You can promote yourself without waiting for funding or the green light from a big label…
Yet the frustrating part of it is you’ve got so many more outlets and so many more ways to reach people. There’s so much more music being made, and there’s so many more people listening to music and absorbing music than ever before — all kinds of music. Yet it’s difficult to crack that mainstream. Terrestrial radio still kind of holds the hammer over everything, and that’s been a tough nut for a lot of people to crack. It’s a great thing on one hand, but it’s not so good on the other.
There’s so many people doing it the D.I.Y. way that it’s tough to stand out because there’s so much music.

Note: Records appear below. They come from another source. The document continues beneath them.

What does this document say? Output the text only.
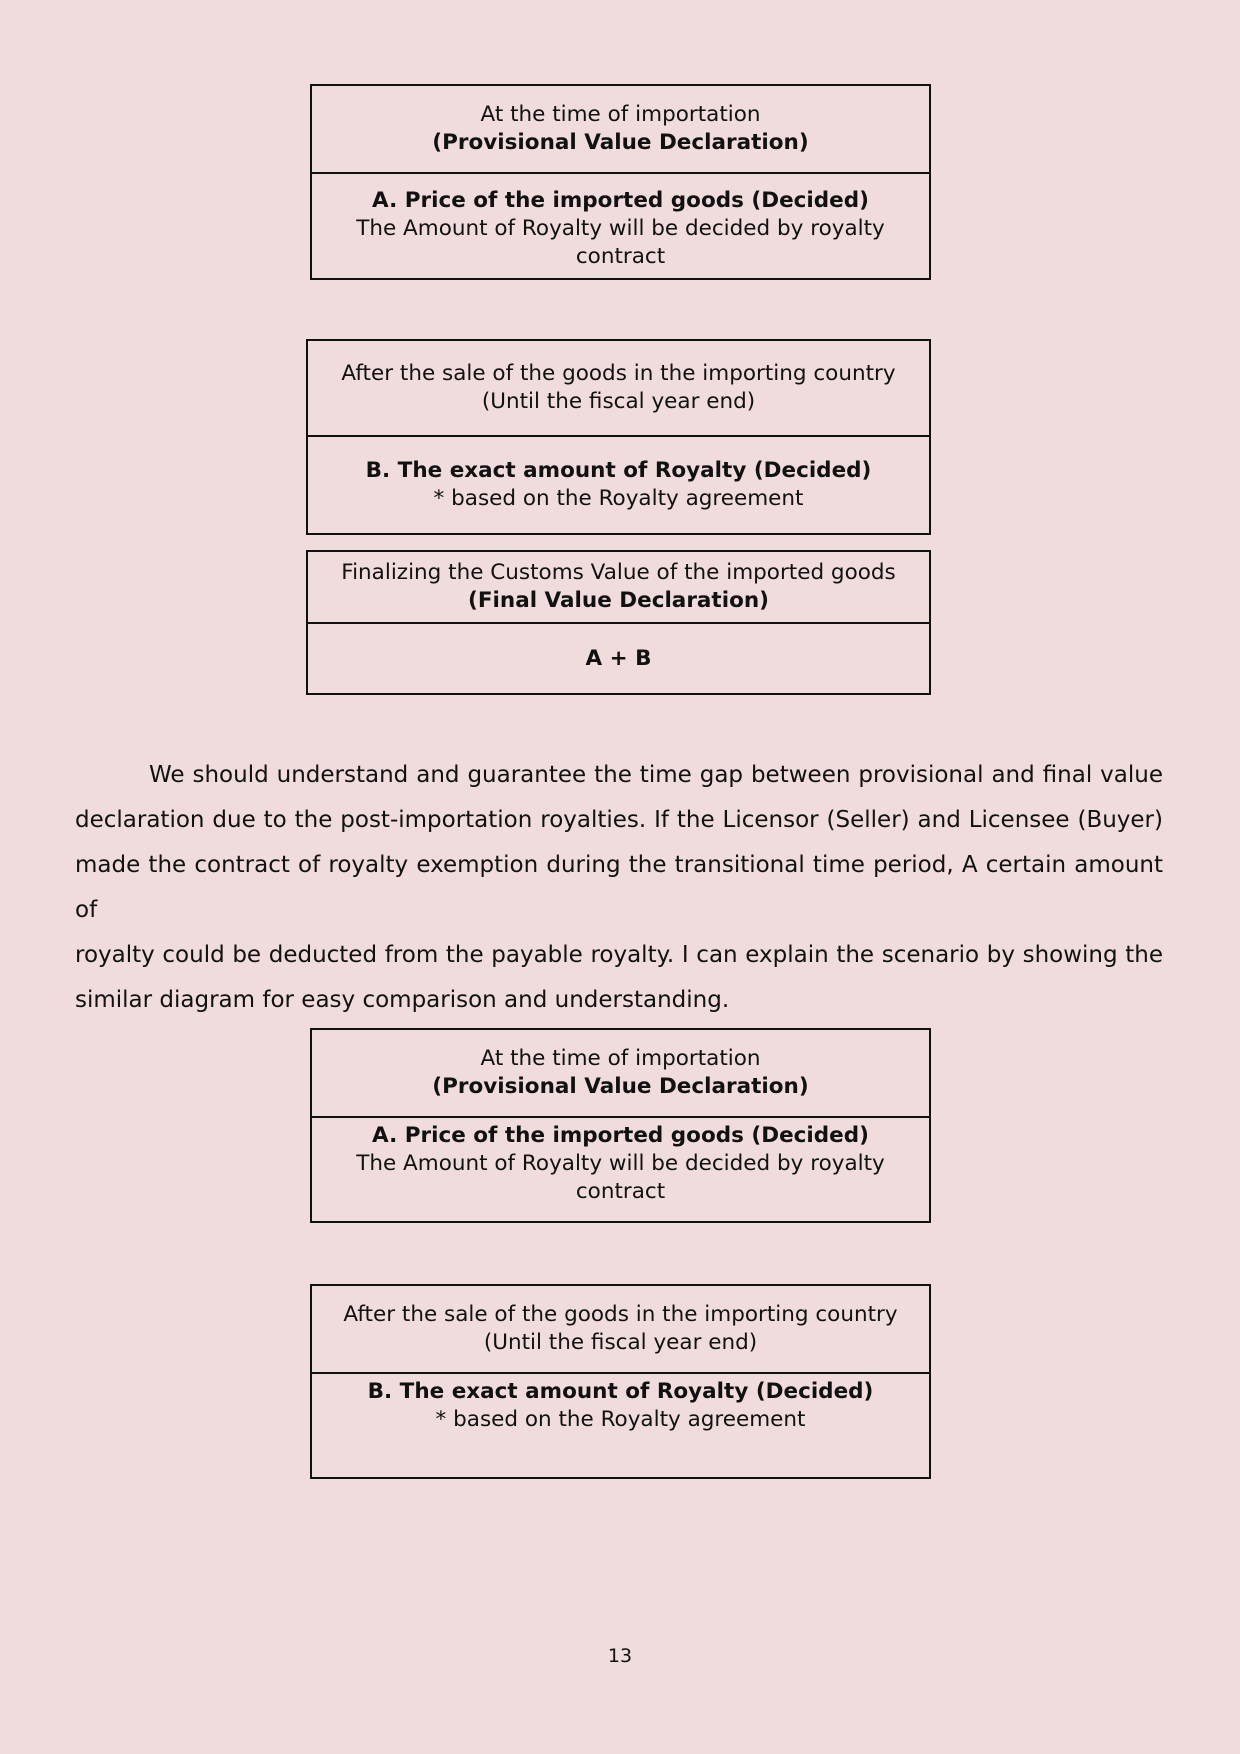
At the time of importation
(Provisional Value Declaration)
A. Price of the imported goods (Decided)
The Amount of Royalty will be decided by royalty contract
After the sale of the goods in the importing country
(Until the fiscal year end)
B. The exact amount of Royalty (Decided)
* based on the Royalty agreement
Finalizing the Customs Value of the imported goods
(Final Value Declaration)
A + B
We should understand and guarantee the time gap between provisional and final value
declaration due to the post-importation royalties. If the Licensor (Seller) and Licensee (Buyer)
made the contract of royalty exemption during the transitional time period, A certain amount of
royalty could be deducted from the payable royalty. I can explain the scenario by showing the
similar diagram for easy comparison and understanding.
At the time of importation
(Provisional Value Declaration)
A. Price of the imported goods (Decided)
The Amount of Royalty will be decided by royalty contract
After the sale of the goods in the importing country
(Until the fiscal year end)
B. The exact amount of Royalty (Decided)
* based on the Royalty agreement
13
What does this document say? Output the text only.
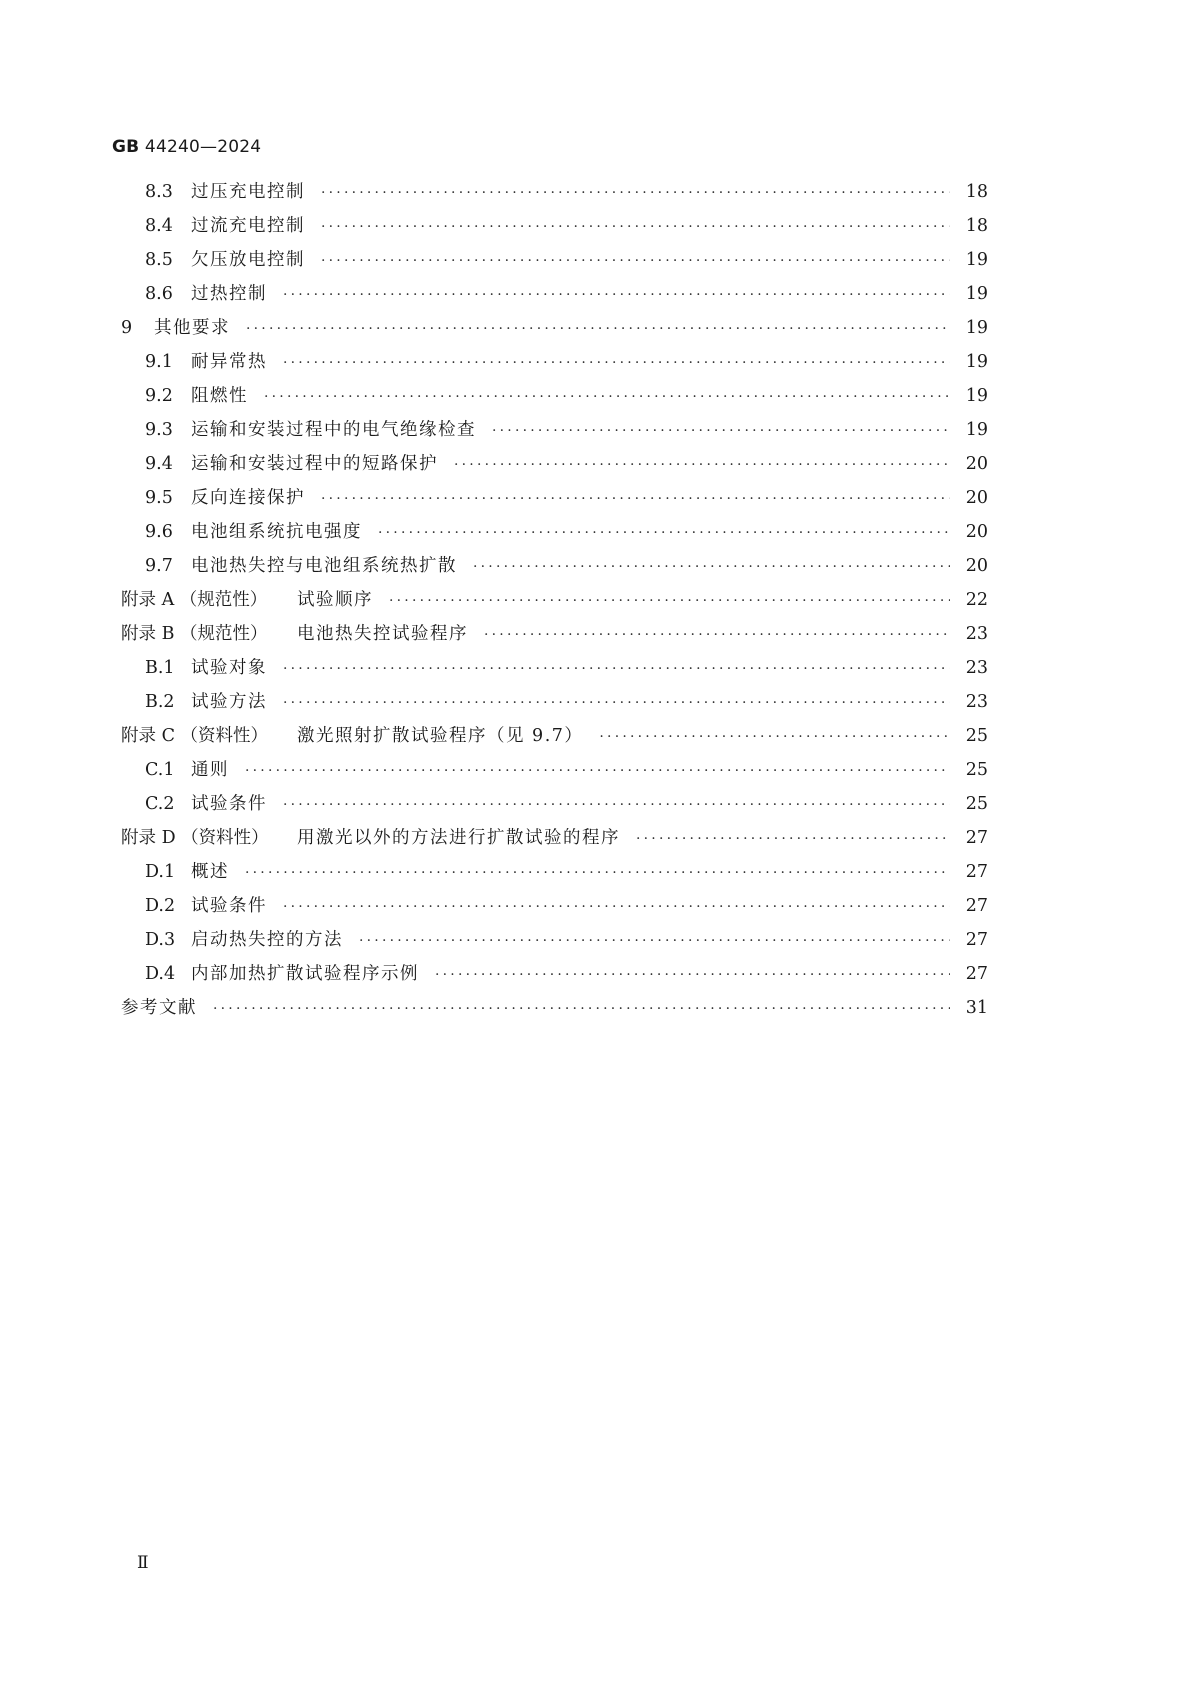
GB 44240—2024
8.3	过压充电控制 ·····	18
8.4	过流充电控制 ·····	18
8.5	欠压放电控制 ·····	19
8.6	过热控制 ·····	19
9	其他要求 ·····	19
9.1	耐异常热 ·····	19
9.2	阻燃性 ·····	19
9.3	运输和安装过程中的电气绝缘检查 ·····	19
9.4	运输和安装过程中的短路保护 ·····	20
9.5	反向连接保护 ·····	20
9.6	电池组系统抗电强度 ·····	20
9.7	电池热失控与电池组系统热扩散 ·····	20
附录 A （规范性）	试验顺序 ·····	22
附录 B （规范性）	电池热失控试验程序 ·····	23
B.1 试验对象 ·····	23
B.2 试验方法 ·····	23
附录 C （资料性）	激光照射扩散试验程序（见 9.7） ·····	25
C.1 通则 ·····	25
C.2 试验条件 ·····	25
附录 D （资料性）	用激光以外的方法进行扩散试验的程序 ·····	27
D.1 概述 ·····	27
D.2 试验条件 ·····	27
D.3 启动热失控的方法 ·····	27
D.4 内部加热扩散试验程序示例 ·····	27
参考文献 ·····	31
Ⅱ
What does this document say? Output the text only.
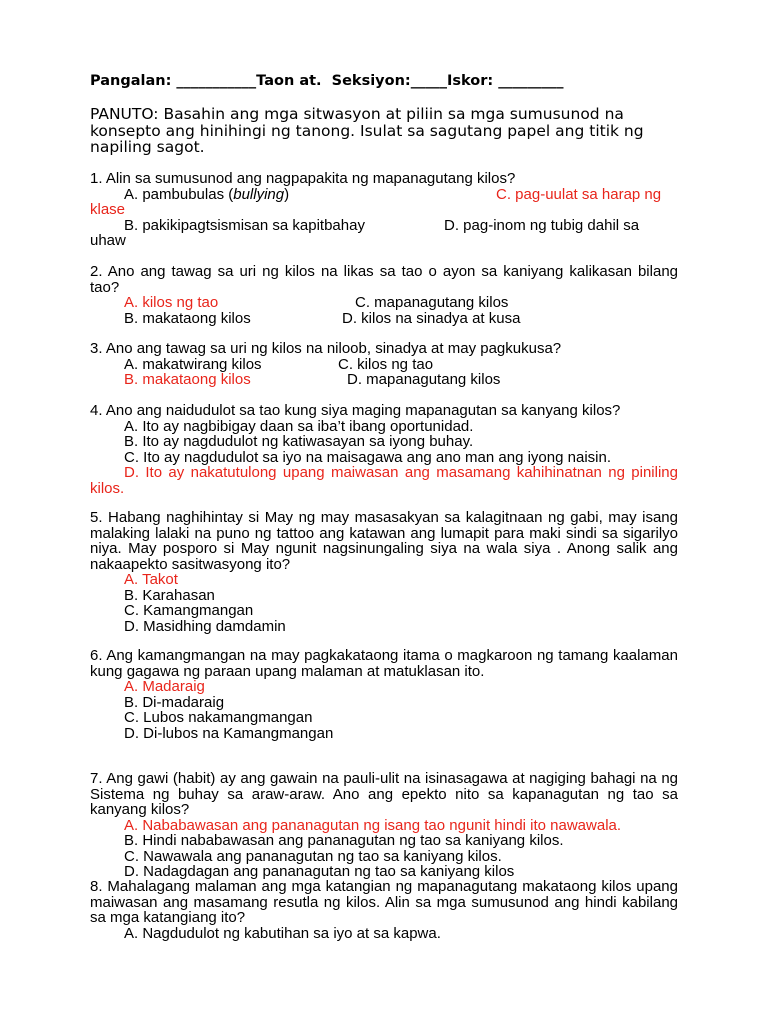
Pangalan: ___________Taon at.  Seksiyon:_____Iskor: _________
PANUTO: Basahin ang mga sitwasyon at piliin sa mga sumusunod na konsepto ang hinihingi ng tanong. Isulat sa sagutang papel ang titik ng napiling sagot.
1. Alin sa sumusunod ang nagpapakita ng mapanagutang kilos?
A. pambubulas (bullying)	C. pag-uulat sa harap ng
klase
B. pakikipagtsismisan sa kapitbahay	D. pag-inom ng tubig dahil sa
uhaw
2. Ano ang tawag sa uri ng kilos na likas sa tao o ayon sa kaniyang kalikasan bilang tao?
A. kilos ng tao	C. mapanagutang kilos
B. makataong kilos	D. kilos na sinadya at kusa
3. Ano ang tawag sa uri ng kilos na niloob, sinadya at may pagkukusa?
A. makatwirang kilos	C. kilos ng tao
B. makataong kilos	D. mapanagutang kilos
4. Ano ang naidudulot sa tao kung siya maging mapanagutan sa kanyang kilos?
A. Ito ay nagbibigay daan sa iba’t ibang oportunidad.
B. Ito ay nagdudulot ng katiwasayan sa iyong buhay.
C. Ito ay nagdudulot sa iyo na maisagawa ang ano man ang iyong naisin.
D. Ito ay nakatutulong upang maiwasan ang masamang kahihinatnan ng piniling kilos.
5. Habang naghihintay si May ng may masasakyan sa kalagitnaan ng gabi, may isang malaking lalaki na puno ng tattoo ang katawan ang lumapit para maki sindi sa sigarilyo niya. May posporo si May ngunit nagsinungaling siya na wala siya . Anong salik ang nakaapekto sasitwasyong ito?
A. Takot
B. Karahasan
C. Kamangmangan
D. Masidhing damdamin
6. Ang kamangmangan na may pagkakataong itama o magkaroon ng tamang kaalaman kung gagawa ng paraan upang malaman at matuklasan ito.
A. Madaraig
B. Di-madaraig
C. Lubos nakamangmangan
D. Di-lubos na Kamangmangan
7. Ang gawi (habit) ay ang gawain na pauli-ulit na isinasagawa at nagiging bahagi na ng Sistema ng buhay sa araw-araw. Ano ang epekto nito sa kapanagutan ng tao sa kanyang kilos?
A. Nababawasan ang pananagutan ng isang tao ngunit hindi ito nawawala.
B. Hindi nababawasan ang pananagutan ng tao sa kaniyang kilos.
C. Nawawala ang pananagutan ng tao sa kaniyang kilos.
D. Nadagdagan ang pananagutan ng tao sa kaniyang kilos
8. Mahalagang malaman ang mga katangian ng mapanagutang makataong kilos upang maiwasan ang masamang resutla ng kilos. Alin sa mga sumusunod ang hindi kabilang sa mga katangiang ito?
A. Nagdudulot ng kabutihan sa iyo at sa kapwa.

That’s probably so, but look at the opportunity you’ve got to reach so many more people. You sit on your couch with a guitar and strum a song, and by the end of the week 20 million or more people have seen it. That would’ve been straight out of Buck Rogers back in my day.
When you talk about the old way, I’m thinking like in Coal Miner’s Daughter, when Loretta and her husband go from radio station to radio station to beg them to take the record and hopefully get to sing or speak on-air.
I’ve done that. We’ve all done it.
When you were doing that, did you have a network of radio colleagues already?
Yes I did, really. Coming out of radio, I knew a lot of them when I was in radio, and a lot of them stayed in radio. They weren’t trying to be artists or anything. I had that understanding, as I said a while ago, of what radio was and the people. Shoot, I’d go on vacation with my wife. At the same time I’d pack a bathing suit, I’d pack a box of records. Riding down the road, if I saw a radio tower, I’d pull into the parking lot and go in the radio station and give them one of my records. That was part of it. Maybe that’s the reason my wife divorced me. I don’t know.